Brincar Com as Palavras e Com Fogo Deu Nisso – “Kiss em Chamas”

Muitas palavras que caem na moda são absolutamente tontas.  Balada é uma delas; Facul, ao invés de Faculdade, outra; não faltam exemplos.

Não bastasse a falta de charme, sujeitos, metidos a literatos,  lascam  a pena e cometem barbaridades, ao tentarem  construir metáforas  ou outras  figuras de linguagens, ou seja lá o que for.

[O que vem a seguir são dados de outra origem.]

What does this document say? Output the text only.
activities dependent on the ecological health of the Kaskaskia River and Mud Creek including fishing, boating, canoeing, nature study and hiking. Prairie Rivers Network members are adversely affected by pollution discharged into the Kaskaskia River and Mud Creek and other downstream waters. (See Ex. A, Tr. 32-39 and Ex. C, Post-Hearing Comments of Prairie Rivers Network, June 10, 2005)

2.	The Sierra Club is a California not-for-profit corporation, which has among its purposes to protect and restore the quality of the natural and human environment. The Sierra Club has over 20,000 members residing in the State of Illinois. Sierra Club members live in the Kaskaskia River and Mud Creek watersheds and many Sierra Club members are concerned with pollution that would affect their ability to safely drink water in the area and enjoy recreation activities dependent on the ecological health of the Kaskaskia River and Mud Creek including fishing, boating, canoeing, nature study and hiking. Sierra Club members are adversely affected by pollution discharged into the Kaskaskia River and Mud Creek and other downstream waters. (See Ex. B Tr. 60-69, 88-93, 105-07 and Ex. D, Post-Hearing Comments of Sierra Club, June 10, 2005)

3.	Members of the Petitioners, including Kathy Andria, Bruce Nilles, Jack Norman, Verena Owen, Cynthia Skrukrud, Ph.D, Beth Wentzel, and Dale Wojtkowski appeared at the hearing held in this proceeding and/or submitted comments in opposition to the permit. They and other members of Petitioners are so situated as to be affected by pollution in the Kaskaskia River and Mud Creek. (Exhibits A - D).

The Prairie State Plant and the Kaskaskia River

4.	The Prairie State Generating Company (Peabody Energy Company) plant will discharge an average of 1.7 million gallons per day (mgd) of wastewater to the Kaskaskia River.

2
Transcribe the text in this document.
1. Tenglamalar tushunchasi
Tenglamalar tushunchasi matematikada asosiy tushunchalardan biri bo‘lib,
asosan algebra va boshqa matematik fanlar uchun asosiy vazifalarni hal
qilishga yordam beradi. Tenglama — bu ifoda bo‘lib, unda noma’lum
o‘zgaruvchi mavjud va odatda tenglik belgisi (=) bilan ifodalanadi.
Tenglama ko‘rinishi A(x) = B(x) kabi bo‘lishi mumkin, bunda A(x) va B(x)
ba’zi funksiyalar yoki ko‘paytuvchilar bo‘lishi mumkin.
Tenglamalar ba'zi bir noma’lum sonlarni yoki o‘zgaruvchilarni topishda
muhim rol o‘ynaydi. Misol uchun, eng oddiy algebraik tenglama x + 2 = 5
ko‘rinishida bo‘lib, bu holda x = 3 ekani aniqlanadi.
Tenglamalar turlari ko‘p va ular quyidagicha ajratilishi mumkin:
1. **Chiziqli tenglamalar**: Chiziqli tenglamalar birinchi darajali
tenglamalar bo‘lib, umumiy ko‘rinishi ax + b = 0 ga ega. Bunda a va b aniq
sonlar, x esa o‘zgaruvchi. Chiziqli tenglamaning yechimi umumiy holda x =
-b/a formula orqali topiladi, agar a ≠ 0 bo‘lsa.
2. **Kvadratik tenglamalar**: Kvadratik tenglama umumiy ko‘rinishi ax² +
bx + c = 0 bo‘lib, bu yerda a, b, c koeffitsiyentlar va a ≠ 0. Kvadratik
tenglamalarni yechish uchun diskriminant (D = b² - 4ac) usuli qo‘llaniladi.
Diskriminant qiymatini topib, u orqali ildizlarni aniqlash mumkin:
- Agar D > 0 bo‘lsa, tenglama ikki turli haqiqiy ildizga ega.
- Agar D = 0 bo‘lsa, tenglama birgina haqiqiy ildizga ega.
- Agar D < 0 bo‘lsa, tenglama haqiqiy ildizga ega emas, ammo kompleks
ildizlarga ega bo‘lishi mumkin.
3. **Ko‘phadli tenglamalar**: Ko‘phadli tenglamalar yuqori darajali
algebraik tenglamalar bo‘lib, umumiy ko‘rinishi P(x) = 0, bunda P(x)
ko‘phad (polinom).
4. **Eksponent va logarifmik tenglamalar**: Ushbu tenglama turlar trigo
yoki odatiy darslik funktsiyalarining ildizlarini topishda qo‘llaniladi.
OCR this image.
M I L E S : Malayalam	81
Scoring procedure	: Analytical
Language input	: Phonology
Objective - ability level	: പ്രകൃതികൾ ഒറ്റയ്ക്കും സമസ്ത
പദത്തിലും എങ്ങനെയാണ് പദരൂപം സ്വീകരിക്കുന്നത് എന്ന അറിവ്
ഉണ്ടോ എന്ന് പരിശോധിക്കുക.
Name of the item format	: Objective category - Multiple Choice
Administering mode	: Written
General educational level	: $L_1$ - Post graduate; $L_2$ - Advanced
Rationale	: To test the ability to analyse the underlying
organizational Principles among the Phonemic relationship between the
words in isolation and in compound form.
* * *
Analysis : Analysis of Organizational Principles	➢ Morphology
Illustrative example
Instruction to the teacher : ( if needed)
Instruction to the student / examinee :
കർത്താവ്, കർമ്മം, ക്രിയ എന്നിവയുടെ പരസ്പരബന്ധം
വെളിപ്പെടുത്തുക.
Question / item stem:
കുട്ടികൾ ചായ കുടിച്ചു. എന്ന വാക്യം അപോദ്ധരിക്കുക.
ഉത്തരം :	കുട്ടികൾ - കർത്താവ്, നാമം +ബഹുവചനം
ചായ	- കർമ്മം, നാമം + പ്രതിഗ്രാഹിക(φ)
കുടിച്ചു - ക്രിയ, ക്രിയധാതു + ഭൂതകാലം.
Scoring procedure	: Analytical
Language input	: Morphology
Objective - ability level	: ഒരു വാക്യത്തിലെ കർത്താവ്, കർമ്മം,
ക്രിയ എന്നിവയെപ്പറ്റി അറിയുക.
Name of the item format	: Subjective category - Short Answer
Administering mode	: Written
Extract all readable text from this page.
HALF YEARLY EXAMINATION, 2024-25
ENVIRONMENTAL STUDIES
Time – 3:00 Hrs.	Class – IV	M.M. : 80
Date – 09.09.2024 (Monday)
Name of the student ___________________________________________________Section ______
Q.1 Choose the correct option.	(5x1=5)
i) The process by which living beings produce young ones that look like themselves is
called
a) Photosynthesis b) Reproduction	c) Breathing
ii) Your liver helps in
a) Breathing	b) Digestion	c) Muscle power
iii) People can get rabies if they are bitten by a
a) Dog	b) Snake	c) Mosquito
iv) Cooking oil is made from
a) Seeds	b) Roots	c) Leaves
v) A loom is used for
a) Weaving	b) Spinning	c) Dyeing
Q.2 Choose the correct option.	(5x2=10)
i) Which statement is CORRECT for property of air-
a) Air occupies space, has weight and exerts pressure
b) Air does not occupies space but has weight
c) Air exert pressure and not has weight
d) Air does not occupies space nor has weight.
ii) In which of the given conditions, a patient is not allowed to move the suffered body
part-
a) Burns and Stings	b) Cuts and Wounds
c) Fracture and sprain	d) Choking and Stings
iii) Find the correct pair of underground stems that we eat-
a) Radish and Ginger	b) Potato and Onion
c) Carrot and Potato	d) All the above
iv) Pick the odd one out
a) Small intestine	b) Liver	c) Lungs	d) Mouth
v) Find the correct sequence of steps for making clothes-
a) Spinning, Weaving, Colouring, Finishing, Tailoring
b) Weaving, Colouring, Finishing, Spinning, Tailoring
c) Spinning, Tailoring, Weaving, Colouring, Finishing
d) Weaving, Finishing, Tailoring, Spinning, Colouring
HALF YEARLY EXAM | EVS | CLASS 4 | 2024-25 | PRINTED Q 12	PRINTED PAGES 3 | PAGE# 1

Para descrever o espetáculo da boate Kiss, palco da tragédia em que já morreram até agora 236 jovens, Elisandro Sphor, o proprietário, produziu  texto com título de KISS EM CHAMAS, publicado no blog (www.projetopantana.blogspot.com – blog não mais disponível).  Afirmando usarem fogos de artifício, o literato Elisandro sai com a seguinte pérola, conforme está na Folha de S. Paulo de Hoje:

“Calor e Suor muito acima da média.  Nós colocamos fogo na Kiss, mas quem incinerou mesmo foi o Sandrinho.  Quase queimou o cabelo duma(sic) galera na frente do palco”.

Começar a usar palavras com mais responsabilidade já pode ser um início.